The whole of The Four Men by Hilaire Belloc, in his self-deprecating way along with his love of his home, good food, and drink, embraces the Catholic sense that all creation has been redeemed. Belloc explains “that work is noble, and prayer is its equal, but that drinking good ale is a more renowned and glorious act that any other to which man can lend himself.” In his discussion of nature and life, one can see that Belloc had a Catholic worldview seeing sacramental value in everything. The cradle Catholic is familiar with the Friday Fish Fry, Bingo Night, Parish Festivals (or the Lawn Fete), and the eighth sacrament of coffee and donuts. And we must remember that the first fish fry was hosted by Jesus himself on the beach of the Sea of Tiberias over a fire of charcoal [briquets].

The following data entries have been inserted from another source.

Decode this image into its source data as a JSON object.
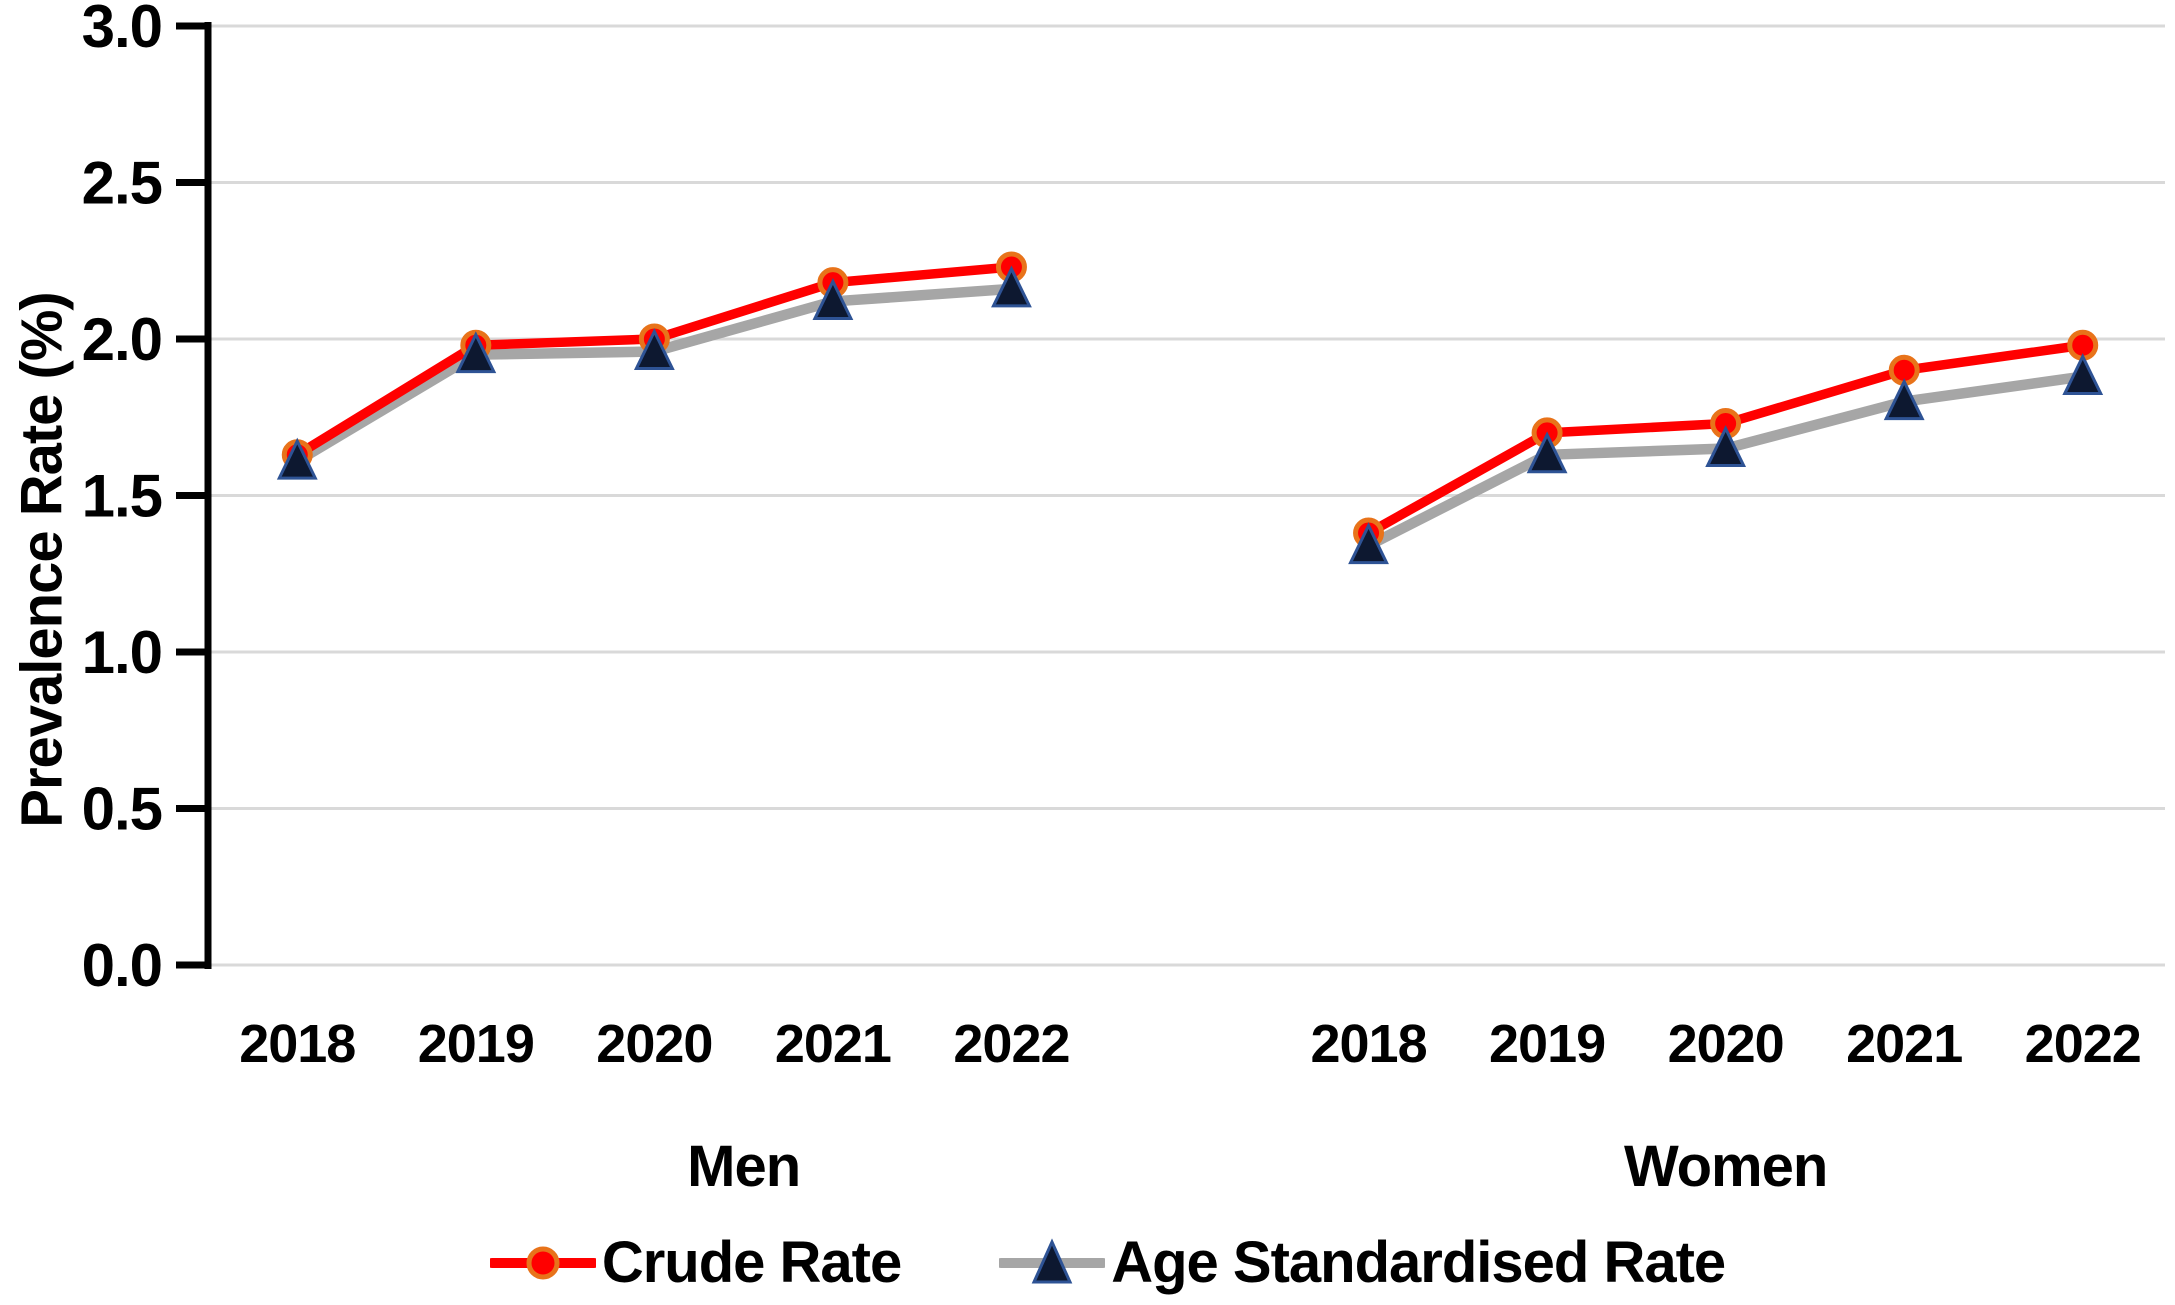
{
  "chart_data": {
    "type": "line",
    "title": "",
    "xlabel": "",
    "ylabel": "Prevalence Rate (%)",
    "ylim": [
      0.0,
      3.0
    ],
    "ytick_step": 0.5,
    "ytick_labels": [
      "0.0",
      "0.5",
      "1.0",
      "1.5",
      "2.0",
      "2.5",
      "3.0"
    ],
    "grid": true,
    "legend_position": "bottom",
    "groups": [
      {
        "label": "Men",
        "categories": [
          "2018",
          "2019",
          "2020",
          "2021",
          "2022"
        ],
        "series": [
          {
            "name": "Crude Rate",
            "values": [
              1.63,
              1.98,
              2.0,
              2.18,
              2.23
            ]
          },
          {
            "name": "Age Standardised Rate",
            "values": [
              1.61,
              1.95,
              1.96,
              2.12,
              2.16
            ]
          }
        ]
      },
      {
        "label": "Women",
        "categories": [
          "2018",
          "2019",
          "2020",
          "2021",
          "2022"
        ],
        "series": [
          {
            "name": "Crude Rate",
            "values": [
              1.38,
              1.7,
              1.73,
              1.9,
              1.98
            ]
          },
          {
            "name": "Age Standardised Rate",
            "values": [
              1.34,
              1.63,
              1.65,
              1.8,
              1.88
            ]
          }
        ]
      }
    ],
    "legend": [
      {
        "label": "Crude Rate",
        "line_color": "#FF0000",
        "marker": "circle",
        "marker_fill": "#FF0000",
        "marker_stroke": "#E8731A"
      },
      {
        "label": "Age Standardised Rate",
        "line_color": "#A6A6A6",
        "marker": "triangle",
        "marker_fill": "#0D1830",
        "marker_stroke": "#2E5395"
      }
    ],
    "colors": {
      "grid": "#D9D9D9",
      "axis": "#000000",
      "text": "#000000",
      "background": "#FFFFFF"
    }
  }
}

Now the thing about these particularly Catholic events is not that the food or the drink is particularly good, but that these things are what Catholics do. Further, they are done by the Body of Christ (and for the sake of raising funds). It is kind of fun to sit in an overcrowded hall with fellow Catholics and wait in a long line for a plate of greasy fish, macaroni, and coleslaw. These things, too, have been redeemed. We know that these events will never match the level of the Eucharistic banquet in its substance or that the mass produced food contributions of the Altar and Rosary society will meet the level of a five star restaurant, but the kids will have fun running around and might even eat the food and the adults will enjoy some lively conversation. These things are too about Jesus, even if He is not mentioned by name throughout the whole of the event.

The great thing about the Catholic Church is that we consist of everybody, as Robert P. George described over at First Things. The Church consists of a diversity of professions, ages, prayer, and people. We are not all going to be Saints, and I am not sure we need a reformation in the Church, but maybe we all need to plod along in our little Catholic lives and work on our own reformation of ourselves as we participate in the life of the Church.